I try to prepare myself mentally for everyone’s reactions at home but it just all feels like too much effort. I actually couldn’t care less. I just know that I need to find a way to get back out again as soon as possible.
The large heavy wrought iron front doors are already open with Uncle Preston standing on the front steps before I’ve even emerged from the car. I notice that there are two black sedans that don’t belong to us parked further up the driveway, but before I can distract myself anymore from avoiding his gaze, I hear the pain, disappointment and anger in his voice as he gasps, “Olivia, what in God’s name have you done to yourself?”
Huh? What’s he talking about? I walk straight past him into the large hallway of the house banging into his side and catch a glimpse of myself in the mirror I had looked in before I left two days ago … A large smile spreads across my face and a loud raw laugh escapes from me. I had forgotten about my image overhaul. OK, so I had been drunk when I’d done it, but even I don’t recognize the person in front of me. Jesus Olivia … All or nothing, huh? My long dark hair has been braided right from the roots in cornrows so tigh
tly that white bits of my scalp are visible, my eyes are lined thickly in jet black kohl and my lips are lined in jet black. Wow, what a bitch.
“Olivia Carter, I’m talking to you. Have you any idea how worried we’ve been about you?”
Aunt Victoria’s sitting on the large stairs wringing her hands anxiously, her fingers knotting themselves around her large rings, her red-rimmed eyes puffy from constant tears and probable berating and anger from my uncle. She looks up and catches her breath in shock as she sees me, and her left hand clutches at the base of her throat as if she’s going to keel over. Yeah, Victoria show your Upper East Side genteel ladies what the half-breed’s done to herself.

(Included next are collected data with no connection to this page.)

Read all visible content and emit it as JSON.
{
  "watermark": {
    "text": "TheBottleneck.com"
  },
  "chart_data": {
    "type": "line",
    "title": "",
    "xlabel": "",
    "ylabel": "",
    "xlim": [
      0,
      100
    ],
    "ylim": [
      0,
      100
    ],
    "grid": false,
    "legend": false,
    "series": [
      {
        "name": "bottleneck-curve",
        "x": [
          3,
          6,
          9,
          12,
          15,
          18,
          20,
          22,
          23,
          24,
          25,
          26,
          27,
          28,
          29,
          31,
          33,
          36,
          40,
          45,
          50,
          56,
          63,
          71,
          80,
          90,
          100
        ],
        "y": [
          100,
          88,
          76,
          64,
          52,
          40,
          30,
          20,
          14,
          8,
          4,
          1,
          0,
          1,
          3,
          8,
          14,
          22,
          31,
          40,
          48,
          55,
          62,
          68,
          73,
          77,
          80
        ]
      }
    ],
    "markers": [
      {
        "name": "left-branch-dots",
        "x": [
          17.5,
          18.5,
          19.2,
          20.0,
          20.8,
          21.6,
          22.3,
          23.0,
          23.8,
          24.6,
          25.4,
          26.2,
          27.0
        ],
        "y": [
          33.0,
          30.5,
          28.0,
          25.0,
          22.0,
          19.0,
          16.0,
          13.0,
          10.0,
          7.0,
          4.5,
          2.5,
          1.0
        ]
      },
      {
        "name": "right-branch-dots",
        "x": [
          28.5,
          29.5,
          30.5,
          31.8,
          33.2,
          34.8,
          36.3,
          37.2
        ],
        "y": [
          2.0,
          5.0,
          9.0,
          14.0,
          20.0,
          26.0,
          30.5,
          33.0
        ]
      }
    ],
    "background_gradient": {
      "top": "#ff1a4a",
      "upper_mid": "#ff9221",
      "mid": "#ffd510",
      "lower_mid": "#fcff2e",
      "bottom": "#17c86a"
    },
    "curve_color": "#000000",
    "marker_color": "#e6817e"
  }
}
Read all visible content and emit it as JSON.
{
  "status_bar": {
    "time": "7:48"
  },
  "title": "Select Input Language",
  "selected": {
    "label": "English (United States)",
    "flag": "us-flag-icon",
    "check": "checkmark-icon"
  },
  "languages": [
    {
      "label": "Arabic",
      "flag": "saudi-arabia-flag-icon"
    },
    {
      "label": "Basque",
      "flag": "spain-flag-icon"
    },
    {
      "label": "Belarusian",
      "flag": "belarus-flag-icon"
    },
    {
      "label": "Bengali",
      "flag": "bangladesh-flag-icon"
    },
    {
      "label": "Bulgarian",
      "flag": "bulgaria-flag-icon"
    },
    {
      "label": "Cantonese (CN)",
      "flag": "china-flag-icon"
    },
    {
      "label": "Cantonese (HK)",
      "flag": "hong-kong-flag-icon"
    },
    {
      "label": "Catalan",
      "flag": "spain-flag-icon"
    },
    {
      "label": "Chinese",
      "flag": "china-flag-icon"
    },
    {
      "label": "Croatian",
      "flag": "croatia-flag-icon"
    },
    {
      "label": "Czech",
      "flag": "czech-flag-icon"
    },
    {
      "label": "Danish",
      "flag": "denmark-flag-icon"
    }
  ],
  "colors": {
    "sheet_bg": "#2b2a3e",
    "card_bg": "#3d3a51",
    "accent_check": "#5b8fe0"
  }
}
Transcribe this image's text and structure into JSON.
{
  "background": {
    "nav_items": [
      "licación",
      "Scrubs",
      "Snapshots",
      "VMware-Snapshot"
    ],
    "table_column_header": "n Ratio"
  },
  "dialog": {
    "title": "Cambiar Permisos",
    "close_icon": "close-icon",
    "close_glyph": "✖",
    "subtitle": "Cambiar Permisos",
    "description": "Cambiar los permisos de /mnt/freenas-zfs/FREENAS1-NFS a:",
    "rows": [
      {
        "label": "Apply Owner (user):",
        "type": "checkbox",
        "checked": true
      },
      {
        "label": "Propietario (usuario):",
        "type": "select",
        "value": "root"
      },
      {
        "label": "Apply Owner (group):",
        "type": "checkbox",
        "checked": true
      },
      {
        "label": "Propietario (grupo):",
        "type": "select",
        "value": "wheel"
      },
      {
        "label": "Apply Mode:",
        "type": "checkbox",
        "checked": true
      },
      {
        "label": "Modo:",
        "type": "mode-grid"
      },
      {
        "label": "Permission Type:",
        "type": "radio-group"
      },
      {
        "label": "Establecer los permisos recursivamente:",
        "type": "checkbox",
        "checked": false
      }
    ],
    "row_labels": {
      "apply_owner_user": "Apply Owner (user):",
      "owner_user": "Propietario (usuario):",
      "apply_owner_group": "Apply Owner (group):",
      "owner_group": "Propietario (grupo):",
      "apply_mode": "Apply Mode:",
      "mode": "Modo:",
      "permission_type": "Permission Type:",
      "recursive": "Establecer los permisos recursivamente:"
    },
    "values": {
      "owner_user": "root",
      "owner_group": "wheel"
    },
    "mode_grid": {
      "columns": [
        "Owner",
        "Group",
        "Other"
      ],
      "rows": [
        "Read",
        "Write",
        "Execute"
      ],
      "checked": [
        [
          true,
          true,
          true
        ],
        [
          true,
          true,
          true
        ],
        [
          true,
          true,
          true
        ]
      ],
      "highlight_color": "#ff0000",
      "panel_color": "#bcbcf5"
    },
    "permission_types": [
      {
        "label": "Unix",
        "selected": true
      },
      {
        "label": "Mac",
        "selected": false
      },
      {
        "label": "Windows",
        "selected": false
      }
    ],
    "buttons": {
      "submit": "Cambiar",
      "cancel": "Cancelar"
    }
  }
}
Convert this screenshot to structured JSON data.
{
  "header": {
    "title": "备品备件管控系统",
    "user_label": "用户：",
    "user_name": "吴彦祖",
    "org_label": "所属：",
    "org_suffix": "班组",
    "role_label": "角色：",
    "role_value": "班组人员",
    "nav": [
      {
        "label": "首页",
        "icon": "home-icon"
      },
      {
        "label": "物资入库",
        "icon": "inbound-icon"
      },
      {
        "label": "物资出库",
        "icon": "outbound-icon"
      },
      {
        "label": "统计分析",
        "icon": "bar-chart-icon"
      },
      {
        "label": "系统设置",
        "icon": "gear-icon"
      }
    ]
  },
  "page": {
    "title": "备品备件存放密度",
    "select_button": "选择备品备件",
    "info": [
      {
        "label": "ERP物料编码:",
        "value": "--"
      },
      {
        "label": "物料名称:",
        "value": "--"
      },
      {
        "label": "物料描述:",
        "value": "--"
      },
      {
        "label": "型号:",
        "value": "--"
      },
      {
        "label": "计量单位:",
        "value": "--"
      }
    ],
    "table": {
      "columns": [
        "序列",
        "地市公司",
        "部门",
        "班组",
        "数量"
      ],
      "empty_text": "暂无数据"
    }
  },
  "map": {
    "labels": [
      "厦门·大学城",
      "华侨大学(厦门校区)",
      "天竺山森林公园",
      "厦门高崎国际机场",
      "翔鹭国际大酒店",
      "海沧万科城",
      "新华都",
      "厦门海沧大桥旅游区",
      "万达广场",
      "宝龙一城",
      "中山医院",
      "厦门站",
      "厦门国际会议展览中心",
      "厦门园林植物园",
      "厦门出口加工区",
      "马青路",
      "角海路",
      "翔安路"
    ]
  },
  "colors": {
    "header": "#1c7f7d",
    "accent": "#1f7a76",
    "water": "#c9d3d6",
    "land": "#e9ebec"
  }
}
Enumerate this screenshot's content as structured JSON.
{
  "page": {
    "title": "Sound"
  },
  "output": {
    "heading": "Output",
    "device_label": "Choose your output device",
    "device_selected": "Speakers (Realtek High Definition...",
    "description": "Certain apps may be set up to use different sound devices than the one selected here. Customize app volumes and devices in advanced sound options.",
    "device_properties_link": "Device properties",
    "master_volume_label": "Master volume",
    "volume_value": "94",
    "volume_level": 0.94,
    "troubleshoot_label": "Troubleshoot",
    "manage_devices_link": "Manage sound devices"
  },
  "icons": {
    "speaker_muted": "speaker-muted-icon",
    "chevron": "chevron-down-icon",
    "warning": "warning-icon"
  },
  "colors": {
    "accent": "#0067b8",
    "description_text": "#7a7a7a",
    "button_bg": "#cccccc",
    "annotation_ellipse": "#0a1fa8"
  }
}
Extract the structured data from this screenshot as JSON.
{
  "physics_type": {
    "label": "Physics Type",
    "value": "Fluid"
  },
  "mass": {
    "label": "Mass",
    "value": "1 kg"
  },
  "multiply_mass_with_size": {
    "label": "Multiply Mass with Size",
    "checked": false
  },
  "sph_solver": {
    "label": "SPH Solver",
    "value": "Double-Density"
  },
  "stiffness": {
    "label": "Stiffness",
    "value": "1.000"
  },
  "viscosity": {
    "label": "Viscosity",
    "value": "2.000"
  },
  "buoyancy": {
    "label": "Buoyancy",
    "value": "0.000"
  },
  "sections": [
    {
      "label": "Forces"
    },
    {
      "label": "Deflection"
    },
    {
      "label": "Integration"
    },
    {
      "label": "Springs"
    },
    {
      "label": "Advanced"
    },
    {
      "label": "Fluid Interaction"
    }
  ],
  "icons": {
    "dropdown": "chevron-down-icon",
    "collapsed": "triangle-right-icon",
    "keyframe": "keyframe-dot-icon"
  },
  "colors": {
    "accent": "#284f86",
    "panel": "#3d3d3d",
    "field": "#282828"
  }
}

“What do you want me to say, Preston?” I hiss angrily, irritated at being dragged back like a naughty child.
“I’m not even going to ask where you’ve been or what you’ve been doing. Just looking at you and the state you are in paints quite a picture. Come and sit down please. We really need to talk,” he says.
Something about this picture feels all wrong, but I can’t put my finger on what.
As I consider whether to make the effort to go through to the large drawing room on the left off the hall or to just run straight up to my room and lock the door, I see the doctor who I had first met in the hospital. He is slowly walking towards me with two men in matching polo shirts and cream chinos closing in behind him.
“Olivia, do you remember me? I’m Dr. Nathaniel Carmichael. We met at the hospital in Stanford?”
His voice is soft and gentle, but I can’t help the nagging feeling that he’s trying to trap me in some way.
Nothing comes out of my mouth as my loaded, bombed brain can’t cope with trying to figure out what’s going on. I cannot coordinate my speech.